Did open access make new connections / follow-up possible?
It has been helpful to get the feedback of instructors who use the book in different kinds of institutions via the Open Textbook Network. There are detailed reviews from Eastern Mennonite University, Berkshire Community College, and the Metropolitan University of Denver. These are different kinds of institutions from The Ohio State University and so it is helpful to see how the book works pedagogically in different contexts. The Ohio State University Libraries have also used the book to promote OA at the University, as shown in this video: https://youtu.be/n2lvkjiAfmw
Is there any long tail (awareness, citations, downloads) of this book that you consider would (most likely) not have happened with print sales only or toll-access?

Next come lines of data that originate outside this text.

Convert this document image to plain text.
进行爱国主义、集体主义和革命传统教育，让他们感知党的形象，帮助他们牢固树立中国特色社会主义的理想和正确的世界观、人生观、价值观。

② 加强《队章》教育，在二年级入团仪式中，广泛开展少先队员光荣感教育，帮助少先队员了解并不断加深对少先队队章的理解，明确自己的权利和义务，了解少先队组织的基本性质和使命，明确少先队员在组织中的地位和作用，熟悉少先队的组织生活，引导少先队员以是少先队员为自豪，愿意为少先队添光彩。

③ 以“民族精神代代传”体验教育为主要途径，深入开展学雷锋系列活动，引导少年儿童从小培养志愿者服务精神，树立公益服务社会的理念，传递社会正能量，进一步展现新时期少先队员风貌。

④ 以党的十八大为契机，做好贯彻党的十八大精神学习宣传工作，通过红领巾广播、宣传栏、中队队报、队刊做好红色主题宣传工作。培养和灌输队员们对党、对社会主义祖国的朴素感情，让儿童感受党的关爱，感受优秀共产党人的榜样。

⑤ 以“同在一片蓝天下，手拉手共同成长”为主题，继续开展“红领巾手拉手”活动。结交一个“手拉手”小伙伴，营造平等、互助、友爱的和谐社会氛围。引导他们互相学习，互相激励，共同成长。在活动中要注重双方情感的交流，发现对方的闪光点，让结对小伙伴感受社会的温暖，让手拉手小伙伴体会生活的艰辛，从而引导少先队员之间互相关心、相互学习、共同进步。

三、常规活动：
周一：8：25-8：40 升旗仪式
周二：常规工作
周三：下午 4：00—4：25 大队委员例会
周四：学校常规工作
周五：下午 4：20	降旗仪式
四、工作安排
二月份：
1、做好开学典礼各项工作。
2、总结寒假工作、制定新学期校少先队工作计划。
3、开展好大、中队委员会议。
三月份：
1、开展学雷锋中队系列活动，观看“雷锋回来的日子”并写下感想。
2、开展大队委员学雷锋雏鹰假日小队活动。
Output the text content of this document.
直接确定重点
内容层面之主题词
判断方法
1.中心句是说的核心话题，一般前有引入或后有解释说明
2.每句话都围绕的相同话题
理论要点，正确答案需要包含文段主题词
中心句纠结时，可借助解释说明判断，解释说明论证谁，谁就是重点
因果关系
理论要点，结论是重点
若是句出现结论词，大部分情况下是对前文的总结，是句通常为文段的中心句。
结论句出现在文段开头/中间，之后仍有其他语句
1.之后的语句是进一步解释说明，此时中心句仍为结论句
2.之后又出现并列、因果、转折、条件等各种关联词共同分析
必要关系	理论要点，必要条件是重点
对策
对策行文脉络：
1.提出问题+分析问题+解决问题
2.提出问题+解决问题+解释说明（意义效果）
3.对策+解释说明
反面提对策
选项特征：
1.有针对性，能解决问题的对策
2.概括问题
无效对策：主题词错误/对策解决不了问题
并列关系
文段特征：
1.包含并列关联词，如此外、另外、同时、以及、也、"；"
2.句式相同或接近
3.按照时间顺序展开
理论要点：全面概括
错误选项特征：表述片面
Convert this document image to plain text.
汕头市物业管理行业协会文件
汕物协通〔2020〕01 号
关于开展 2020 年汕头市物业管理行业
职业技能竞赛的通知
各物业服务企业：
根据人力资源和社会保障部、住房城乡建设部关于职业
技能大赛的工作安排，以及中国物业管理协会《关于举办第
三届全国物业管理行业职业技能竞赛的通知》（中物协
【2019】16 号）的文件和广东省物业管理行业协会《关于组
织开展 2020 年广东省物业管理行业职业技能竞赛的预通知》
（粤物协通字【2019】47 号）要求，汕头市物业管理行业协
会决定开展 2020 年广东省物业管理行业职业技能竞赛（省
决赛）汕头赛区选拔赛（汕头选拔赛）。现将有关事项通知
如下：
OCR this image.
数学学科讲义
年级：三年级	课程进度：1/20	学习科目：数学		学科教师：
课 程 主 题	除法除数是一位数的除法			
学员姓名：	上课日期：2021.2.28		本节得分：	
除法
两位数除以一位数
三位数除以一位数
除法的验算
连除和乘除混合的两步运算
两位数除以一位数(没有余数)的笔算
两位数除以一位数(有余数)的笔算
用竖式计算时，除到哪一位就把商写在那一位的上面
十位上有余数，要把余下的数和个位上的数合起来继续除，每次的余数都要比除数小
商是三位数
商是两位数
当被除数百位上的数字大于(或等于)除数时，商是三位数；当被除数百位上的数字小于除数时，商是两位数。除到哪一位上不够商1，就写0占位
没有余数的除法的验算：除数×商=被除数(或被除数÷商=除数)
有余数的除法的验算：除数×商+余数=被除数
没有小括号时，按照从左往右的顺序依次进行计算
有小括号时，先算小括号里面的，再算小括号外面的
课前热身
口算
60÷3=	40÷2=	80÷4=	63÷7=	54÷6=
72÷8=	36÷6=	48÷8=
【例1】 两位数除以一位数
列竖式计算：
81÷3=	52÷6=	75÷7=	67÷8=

The different theoretical perspective the book brings is innovative in itself, but the open access availability and digital affordances that Fulcrum made possible probably helped with the book’s recognition by the American Musicological Society’s 2021 Teaching Award for an “exceptional pedagogical resource for musicology”. It’s a bit early to see a long tail, but the patterns of seasonal usage corresponding to when classes are taught make me hopeful that this book has been adopted.
How do you think academia can benefit from your book being OA?
For students, a free course book is a significant saving (music textbooks with CDs or online media may cost about $300). In a time when many teachers are revamping curricula to be more inclusive, I hope that this book provides an interesting model for doing that work. Because Music on the Move is not limited to one genre of music, but organized by concepts, it offers a way to structure a course that invites people to bring in their own related examples: it does not reflect a closed canon of valued works, but introduces ideas that readers can easily apply to music they care about, whether that music is covered in the book or not.
How do you think society at large can benefit from your book being OA?
To my mind, the ideas covered in this book are essential equipment for understanding and participating in our present-day world. If a person knows how colonialism has shaped cultural life, they are more likely to recognize the social and musical traces of colonialism they see and hear around them. If a person understands the musical effects of the diasporic movement of peoples, they are more likely to grasp why someone might be sensitive about the appropriation or imitation of their music. An understanding of copyright is essential for the music consumer awash in a sea of online media. These ideas should be widely available, not limited to a college classroom: I am delighted to see them in circulation, and I hope many people will find them illuminating.
This article is made available under a Creative Commons Attribution 4.0 International License.